Entity Resolution Algorithm

How the Nexus entity resolution algorithm works — from source identifiers through edge creation, Jinja-unrolled traversal, and final entity tables.

Entity resolution (ER) is the process of determining that two or more identifiers refer to the same real-world entity — and merging them into a single resolved entity_id. It's how Nexus knows that john@company.com in Gmail, john@company.com in Stripe, and phone number 555-1234 from Notion all belong to the same person.

Not all entities need ER. Subscriptions, contracts, and other objects that exist in a single source system skip this entirely — see Entity Types for when to use ER vs non-ER registration. This document covers the ER pipeline for entity types configured with entity_resolution: true.


Pipeline Overview

Source Identifiers → Union → Edge Creation → Connected-Components Resolution → Entity Table → Participants
Step Model What Happens
0 *_entity_identifiers Source formats identifiers into standard schema
1 nexus_entity_identifiers All sources unioned into one table
2 nexus_entity_identifiers_edges Edges created between co-occurring identifiers
3 nexus_resolved_{type}_identifiers Jinja-unrolled connected-components resolution
4 nexus_entities Final entity table with pivoted traits
5 nexus_entity_participants Events linked to resolved entities

Each ER entity type (e.g., person, group) is resolved independently for performance and debuggability.


Step 0: Source Identifier Formatting

Each source creates an *_entity_identifiers model that extracts identifiers from events into a standard schema:

entity_identifier_id  -- Unique ID (ent_idfr_ prefix)
event_id              -- Links to the originating event
edge_id               -- Groups identifiers that belong together
entity_type           -- 'person', 'group', etc.
identifier_type       -- e.g., 'email', 'domain', 'phone'
identifier_value      -- The actual value
role                  -- Entity's role in the event (optional)
occurred_at           -- Event timestamp
source                -- Source system name

The edge_id is the key concept: identifiers sharing the same edge_id are assumed to belong to the same entity. Typically edge_id = event_id when each event involves a single entity. For events with multiple participants, use a composite like event_id || identifier_value to avoid linking unrelated entities.

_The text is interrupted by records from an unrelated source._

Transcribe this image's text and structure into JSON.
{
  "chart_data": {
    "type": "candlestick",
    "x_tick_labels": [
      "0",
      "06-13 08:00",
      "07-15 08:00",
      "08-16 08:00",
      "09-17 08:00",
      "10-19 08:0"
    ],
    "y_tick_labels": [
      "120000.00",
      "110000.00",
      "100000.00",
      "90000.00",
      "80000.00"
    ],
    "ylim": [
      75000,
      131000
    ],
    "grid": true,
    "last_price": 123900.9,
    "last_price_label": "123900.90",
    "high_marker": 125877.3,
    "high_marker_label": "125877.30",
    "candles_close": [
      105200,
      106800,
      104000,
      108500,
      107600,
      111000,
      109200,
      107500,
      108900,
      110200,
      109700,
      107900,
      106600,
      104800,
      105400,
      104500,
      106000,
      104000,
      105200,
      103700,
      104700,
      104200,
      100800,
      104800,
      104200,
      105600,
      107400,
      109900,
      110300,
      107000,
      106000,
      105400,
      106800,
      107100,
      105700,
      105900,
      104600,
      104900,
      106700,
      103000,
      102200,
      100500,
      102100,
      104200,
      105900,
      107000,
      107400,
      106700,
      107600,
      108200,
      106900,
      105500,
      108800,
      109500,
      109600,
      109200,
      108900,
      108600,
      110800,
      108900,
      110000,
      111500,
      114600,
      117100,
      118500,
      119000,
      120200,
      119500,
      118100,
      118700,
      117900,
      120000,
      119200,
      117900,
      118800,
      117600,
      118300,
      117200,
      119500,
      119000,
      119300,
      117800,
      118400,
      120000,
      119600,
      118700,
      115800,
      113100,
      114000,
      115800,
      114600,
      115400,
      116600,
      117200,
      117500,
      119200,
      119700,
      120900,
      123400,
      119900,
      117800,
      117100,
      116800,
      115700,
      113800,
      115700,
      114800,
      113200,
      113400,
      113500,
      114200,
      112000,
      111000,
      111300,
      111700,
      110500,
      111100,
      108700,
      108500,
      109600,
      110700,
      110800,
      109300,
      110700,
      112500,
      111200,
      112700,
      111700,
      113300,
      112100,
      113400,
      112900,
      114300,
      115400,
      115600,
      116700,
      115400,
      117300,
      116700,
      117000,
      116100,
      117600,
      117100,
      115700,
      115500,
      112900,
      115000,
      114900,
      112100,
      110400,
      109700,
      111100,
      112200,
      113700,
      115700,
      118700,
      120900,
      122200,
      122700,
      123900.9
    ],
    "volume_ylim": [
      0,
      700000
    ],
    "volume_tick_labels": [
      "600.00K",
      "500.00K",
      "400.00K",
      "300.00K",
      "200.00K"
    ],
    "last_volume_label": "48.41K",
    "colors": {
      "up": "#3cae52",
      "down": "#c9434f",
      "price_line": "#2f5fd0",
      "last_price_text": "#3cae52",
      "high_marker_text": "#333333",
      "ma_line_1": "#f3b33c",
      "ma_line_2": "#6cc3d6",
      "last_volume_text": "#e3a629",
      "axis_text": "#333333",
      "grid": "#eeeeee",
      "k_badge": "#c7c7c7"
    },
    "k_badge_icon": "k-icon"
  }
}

Example — Gmail person identifiers:

SELECT
    {{ nexus.create_nexus_id('entity_identifier', ['event_id', 'email', "'person'", "'sender'"]) }}
        as entity_identifier_id,
    event_id,
    event_id as edge_id,
    'person' as entity_type,
    'email' as identifier_type,
    sender_email as identifier_value,
    'sender' as role,
    occurred_at,
    'gmail' as source
FROM {{ ref('gmail_message_events') }}
WHERE sender_email IS NOT NULL

Sources union their intermediate identifier models into a single {source}_entity_identifiers model:

-- stripe_entity_identifiers.sql
{{ dbt_utils.union_relations([
    ref('stripe_person_identifiers'),
    ref('stripe_group_identifiers')
]) }}

Step 1: Identifier Collection

The process_entity_identifiers() macro unions all enabled source identifier models into nexus_entity_identifiers — a single table containing every identifier from every source, tagged with entity_type.

This is the input to the ER algorithm. No resolution has happened yet — the same person might appear as dozens of separate rows with different identifiers from different sources.


Step 2: Edge Creation

Model: nexus_entity_identifiers_edges

Edges represent connections between identifiers that should resolve to the same entity. Two identifiers are connected when they share the same edge_id.

The create_identifier_edges() macro:

  1. Self-joins nexus_entity_identifiers on edge_id within each entity_type to find co-occurring identifier pairs
  2. Deduplicates using a surrogate key on identifier types and values — the same two identifiers connected by 10,000 events produce exactly one edge
  3. Optionally filters based on edge quality thresholds (see Edge Quality)
-- Conceptual logic (simplified)
SELECT DISTINCT
    a.identifier_type  as identifier_type_a,
    a.identifier_value as identifier_value_a,
    b.identifier_type  as identifier_type_b,
    b.identifier_value as identifier_value_b
FROM nexus_entity_identifiers a
JOIN nexus_entity_identifiers b
    ON a.edge_id = b.edge_id
    AND a.entity_type = b.entity_type
    AND (a.identifier_type != b.identifier_type
         OR a.identifier_value != b.identifier_value)

Why Deduplication Matters

Without deduplication, high-frequency entities create massive edge explosion. An entity with 26,000 events and 2 identifier types would generate 26,000 duplicate edges. Across all entities this becomes billions of redundant rows.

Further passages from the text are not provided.